Wry Catcher
Diamond Member
- Thread starter
- Banned
- #261
I thought the essence of your argument was that the rich did not create jobs.
Whether or not taxes are raised crosses into two areas that I have a problem with and neither is connected with creating jobs:
1. If taxes are to be raised, then all people should bear the increase equally. The poor disproportionately receive the fruits of government tree and should have to pay tax for this. They do not. Where is their fair share?
If you raise the tax by 1% on the rich, then apply that 1% to the poor also and eliminate all credits, write offs, deductions and hide-aways for everyone.

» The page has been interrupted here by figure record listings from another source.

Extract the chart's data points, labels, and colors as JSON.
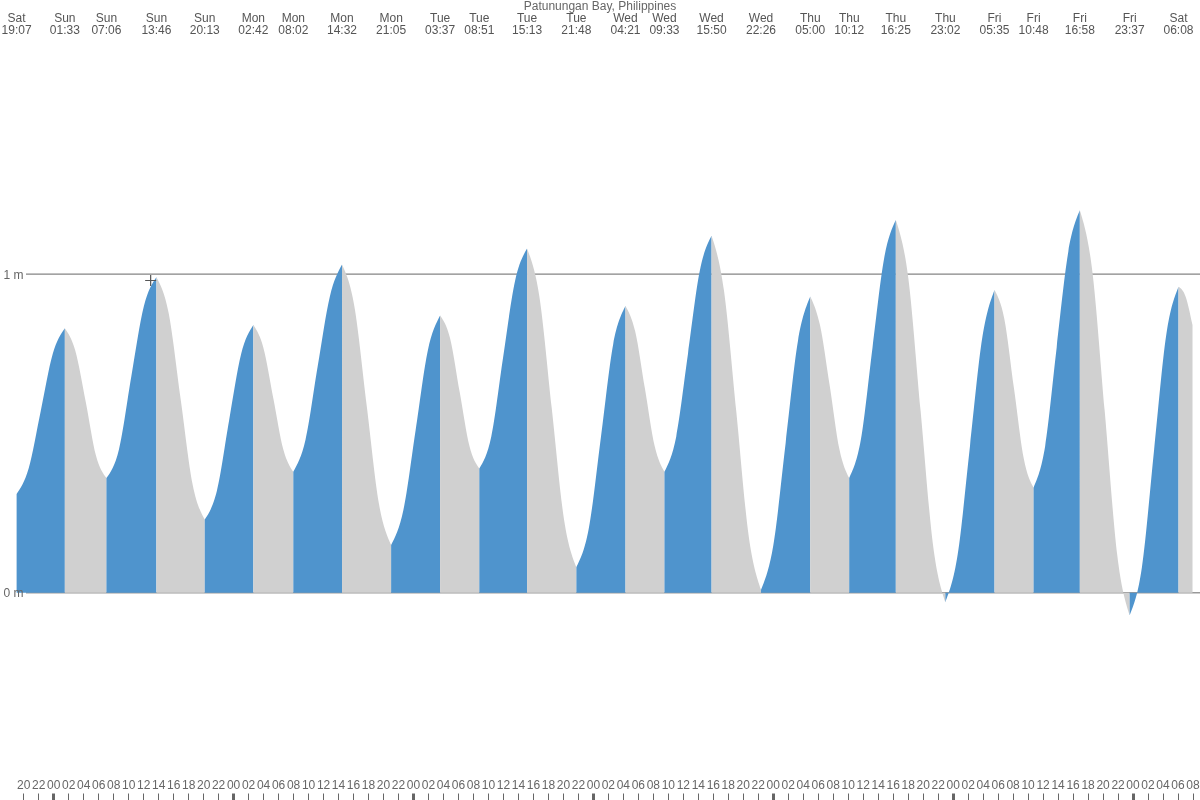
{
  "chart_data": {
    "type": "area",
    "title": "Patunungan Bay, Philippines",
    "xlim": [
      16.9,
      177
    ],
    "xticks": [
      20,
      22,
      {
        "value": 24,
        "label": "00"
      },
      {
        "value": 26,
        "label": "02"
      },
      {
        "value": 28,
        "label": "04"
      },
      {
        "value": 30,
        "label": "06"
      },
      {
        "value": 32,
        "label": "08"
      },
      {
        "value": 34,
        "label": "10"
      },
      {
        "value": 36,
        "label": "12"
      },
      {
        "value": 38,
        "label": "14"
      },
      {
        "value": 40,
        "label": "16"
      },
      {
        "value": 42,
        "label": "18"
      },
      {
        "value": 44,
        "label": "20"
      },
      {
        "value": 46,
        "label": "22"
      },
      {
        "value": 48,
        "label": "00"
      },
      {
        "value": 50,
        "label": "02"
      },
      {
        "value": 52,
        "label": "04"
      },
      {
        "value": 54,
        "label": "06"
      },
      {
        "value": 56,
        "label": "08"
      },
      {
        "value": 58,
        "label": "10"
      },
      {
        "value": 60,
        "label": "12"
      },
      {
        "value": 62,
        "label": "14"
      },
      {
        "value": 64,
        "label": "16"
      },
      {
        "value": 66,
        "label": "18"
      },
      {
        "value": 68,
        "label": "20"
      },
      {
        "value": 70,
        "label": "22"
      },
      {
        "value": 72,
        "label": "00"
      },
      {
        "value": 74,
        "label": "02"
      },
      {
        "value": 76,
        "label": "04"
      },
      {
        "value": 78,
        "label": "06"
      },
      {
        "value": 80,
        "label": "08"
      },
      {
        "value": 82,
        "label": "10"
      },
      {
        "value": 84,
        "label": "12"
      },
      {
        "value": 86,
        "label": "14"
      },
      {
        "value": 88,
        "label": "16"
      },
      {
        "value": 90,
        "label": "18"
      },
      {
        "value": 92,
        "label": "20"
      },
      {
        "value": 94,
        "label": "22"
      },
      {
        "value": 96,
        "label": "00"
      },
      {
        "value": 98,
        "label": "02"
      },
      {
        "value": 100,
        "label": "04"
      },
      {
        "value": 102,
        "label": "06"
      },
      {
        "value": 104,
        "label": "08"
      },
      {
        "value": 106,
        "label": "10"
      },
      {
        "value": 108,
        "label": "12"
      },
      {
        "value": 110,
        "label": "14"
      },
      {
        "value": 112,
        "label": "16"
      },
      {
        "value": 114,
        "label": "18"
      },
      {
        "value": 116,
        "label": "20"
      },
      {
        "value": 118,
        "label": "22"
      },
      {
        "value": 120,
        "label": "00"
      },
      {
        "value": 122,
        "label": "02"
      },
      {
        "value": 124,
        "label": "04"
      },
      {
        "value": 126,
        "label": "06"
      },
      {
        "value": 128,
        "label": "08"
      },
      {
        "value": 130,
        "label": "10"
      },
      {
        "value": 132,
        "label": "12"
      },
      {
        "value": 134,
        "label": "14"
      },
      {
        "value": 136,
        "label": "16"
      },
      {
        "value": 138,
        "label": "18"
      },
      {
        "value": 140,
        "label": "20"
      },
      {
        "value": 142,
        "label": "22"
      },
      {
        "value": 144,
        "label": "00"
      },
      {
        "value": 146,
        "label": "02"
      },
      {
        "value": 148,
        "label": "04"
      },
      {
        "value": 150,
        "label": "06"
      },
      {
        "value": 152,
        "label": "08"
      },
      {
        "value": 154,
        "label": "10"
      },
      {
        "value": 156,
        "label": "12"
      },
      {
        "value": 158,
        "label": "14"
      },
      {
        "value": 160,
        "label": "16"
      },
      {
        "value": 162,
        "label": "18"
      },
      {
        "value": 164,
        "label": "20"
      },
      {
        "value": 166,
        "label": "22"
      },
      {
        "value": 168,
        "label": "00"
      },
      {
        "value": 170,
        "label": "02"
      },
      {
        "value": 172,
        "label": "04"
      },
      {
        "value": 174,
        "label": "06"
      },
      {
        "value": 176,
        "label": "08"
      }
    ],
    "ylim": [
      -0.65,
      1.86
    ],
    "yticks": [
      {
        "value": 0,
        "label": "0 m"
      },
      {
        "value": 1,
        "label": "1 m"
      }
    ],
    "grid": "y",
    "annotations": [
      "Sat 19:07",
      "Sun 01:33",
      "Sun 07:06",
      "Sun 13:46",
      "Sun 20:13",
      "Mon 02:42",
      "Mon 08:02",
      "Mon 14:32",
      "Mon 21:05",
      "Tue 03:37",
      "Tue 08:51",
      "Tue 15:13",
      "Tue 21:48",
      "Wed 04:21",
      "Wed 09:33",
      "Wed 15:50",
      "Wed 22:26",
      "Thu 05:00",
      "Thu 10:12",
      "Thu 16:25",
      "Thu 23:02",
      "Fri 05:35",
      "Fri 10:48",
      "Fri 16:58",
      "Fri 23:37",
      "Sat 06:08"
    ],
    "series": [
      {
        "color": "#4f94cd",
        "x": [
          19.117,
          20.72,
          22.33,
          23.94,
          25.55
        ],
        "values": [
          0.31,
          0.39,
          0.57,
          0.75,
          0.83
        ]
      },
      {
        "color": "#d0d0d0",
        "x": [
          25.55,
          26.94,
          28.33,
          29.71,
          31.1
        ],
        "values": [
          0.83,
          0.76,
          0.6,
          0.43,
          0.36
        ]
      },
      {
        "color": "#4f94cd",
        "x": [
          31.1,
          32.77,
          34.43,
          36.1,
          37.767
        ],
        "values": [
          0.36,
          0.45,
          0.68,
          0.9,
          0.99
        ]
      },
      {
        "color": "#d0d0d0",
        "x": [
          37.767,
          39.38,
          40.99,
          42.6,
          44.217
        ],
        "values": [
          0.99,
          0.88,
          0.61,
          0.34,
          0.23
        ]
      },
      {
        "color": "#4f94cd",
        "x": [
          44.217,
          45.84,
          47.46,
          49.08,
          50.7
        ],
        "values": [
          0.23,
          0.32,
          0.54,
          0.75,
          0.84
        ]
      },
      {
        "color": "#d0d0d0",
        "x": [
          50.7,
          52.03,
          53.37,
          54.7,
          56.033
        ],
        "values": [
          0.84,
          0.77,
          0.61,
          0.45,
          0.38
        ]
      },
      {
        "color": "#4f94cd",
        "x": [
          56.033,
          57.66,
          59.28,
          60.91,
          62.533
        ],
        "values": [
          0.38,
          0.48,
          0.71,
          0.93,
          1.03
        ]
      },
      {
        "color": "#d0d0d0",
        "x": [
          62.533,
          64.17,
          65.81,
          67.45,
          69.083
        ],
        "values": [
          1.03,
          0.9,
          0.59,
          0.28,
          0.15
        ]
      },
      {
        "color": "#4f94cd",
        "x": [
          69.083,
          70.72,
          72.35,
          73.98,
          75.617
        ],
        "values": [
          0.15,
          0.26,
          0.51,
          0.76,
          0.87
        ]
      },
      {
        "color": "#d0d0d0",
        "x": [
          75.617,
          76.93,
          78.23,
          79.54,
          80.85
        ],
        "values": [
          0.87,
          0.8,
          0.63,
          0.46,
          0.39
        ]
      },
      {
        "color": "#4f94cd",
        "x": [
          80.85,
          82.44,
          84.03,
          85.63,
          87.217
        ],
        "values": [
          0.39,
          0.49,
          0.74,
          0.98,
          1.08
        ]
      },
      {
        "color": "#d0d0d0",
        "x": [
          87.217,
          88.86,
          90.51,
          92.15,
          93.8
        ],
        "values": [
          1.08,
          0.93,
          0.58,
          0.23,
          0.08
        ]
      },
      {
        "color": "#4f94cd",
        "x": [
          93.8,
          95.44,
          97.08,
          98.71,
          100.35
        ],
        "values": [
          0.08,
          0.2,
          0.49,
          0.78,
          0.9
        ]
      },
      {
        "color": "#d0d0d0",
        "x": [
          100.35,
          101.65,
          102.95,
          104.25,
          105.55
        ],
        "values": [
          0.9,
          0.82,
          0.64,
          0.46,
          0.38
        ]
      },
      {
        "color": "#4f94cd",
        "x": [
          105.55,
          107.12,
          108.69,
          110.26,
          111.833
        ],
        "values": [
          0.38,
          0.49,
          0.75,
          1.01,
          1.12
        ]
      },
      {
        "color": "#d0d0d0",
        "x": [
          111.833,
          113.48,
          115.13,
          116.78,
          118.433
        ],
        "values": [
          1.12,
          0.95,
          0.57,
          0.18,
          0.01
        ]
      },
      {
        "color": "#4f94cd",
        "x": [
          118.433,
          120.08,
          121.72,
          123.36,
          125
        ],
        "values": [
          0.01,
          0.15,
          0.47,
          0.79,
          0.93
        ]
      },
      {
        "color": "#d0d0d0",
        "x": [
          125,
          126.3,
          127.6,
          128.9,
          130.2
        ],
        "values": [
          0.93,
          0.84,
          0.65,
          0.45,
          0.36
        ]
      },
      {
        "color": "#4f94cd",
        "x": [
          130.2,
          131.75,
          133.31,
          134.86,
          136.417
        ],
        "values": [
          0.36,
          0.48,
          0.77,
          1.05,
          1.17
        ]
      },
      {
        "color": "#d0d0d0",
        "x": [
          136.417,
          138.07,
          139.73,
          141.38,
          143.033
        ],
        "values": [
          1.17,
          0.99,
          0.57,
          0.15,
          -0.03
        ]
      },
      {
        "color": "#4f94cd",
        "x": [
          143.033,
          144.67,
          146.31,
          147.95,
          149.583
        ],
        "values": [
          -0.03,
          0.12,
          0.46,
          0.8,
          0.95
        ]
      },
      {
        "color": "#d0d0d0",
        "x": [
          149.583,
          150.89,
          152.19,
          153.5,
          154.8
        ],
        "values": [
          0.95,
          0.86,
          0.64,
          0.42,
          0.33
        ]
      },
      {
        "color": "#4f94cd",
        "x": [
          154.8,
          156.34,
          157.88,
          159.43,
          160.967
        ],
        "values": [
          0.33,
          0.46,
          0.77,
          1.07,
          1.2
        ]
      },
      {
        "color": "#d0d0d0",
        "x": [
          160.967,
          162.63,
          164.29,
          165.95,
          167.617
        ],
        "values": [
          1.2,
          1.01,
          0.57,
          0.12,
          -0.07
        ]
      },
      {
        "color": "#4f94cd",
        "x": [
          167.617,
          169.25,
          170.88,
          172.5,
          174.133
        ],
        "values": [
          -0.07,
          0.08,
          0.45,
          0.81,
          0.96
        ]
      },
      {
        "color": "#d0d0d0",
        "x": [
          174.133,
          175.07,
          176
        ],
        "values": [
          0.96,
          0.93,
          0.84
        ]
      },
      {
        "type": "scatter",
        "marker": "cross",
        "color": "#555555",
        "x": [
          37.0
        ],
        "values": [
          0.98
        ]
      }
    ]
  }
}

Obviously, 1% of a million beats 1% of $30,000.
If you owe 1%, then pay it.
2. When the government receives money, it wastes it. There is no accountability. No matter how much they get, they are still short of the amount that they spend. Unless and until there is some kind of accountability, there is no use in wasting more with this gang of blind and retarded economic leaders.
How's that 2009 budget coming along, Harry?
If the tax liability affects only a small percent of the population, then there is no real outcry when a tax is increased.
When Nixon implemented the Lottery as the mechanism for the draft, the riots ended because the affected population reduced from everyone to a small sliver. This is the same tactic AND it includes Class Warfare so it's perfect for public opinion driven politicians and therefore, Democrats.
"I thought the essence of your argument was that the rich did not create jobs." Wrong! I simply asked for evidence that the 1% were job creators. Seems the only examples are Gates and Jobs, both of whom created jobs as their ideas took hold and a huge market was established (allowing insider traders to share information on a can't miss making the wealthy richer).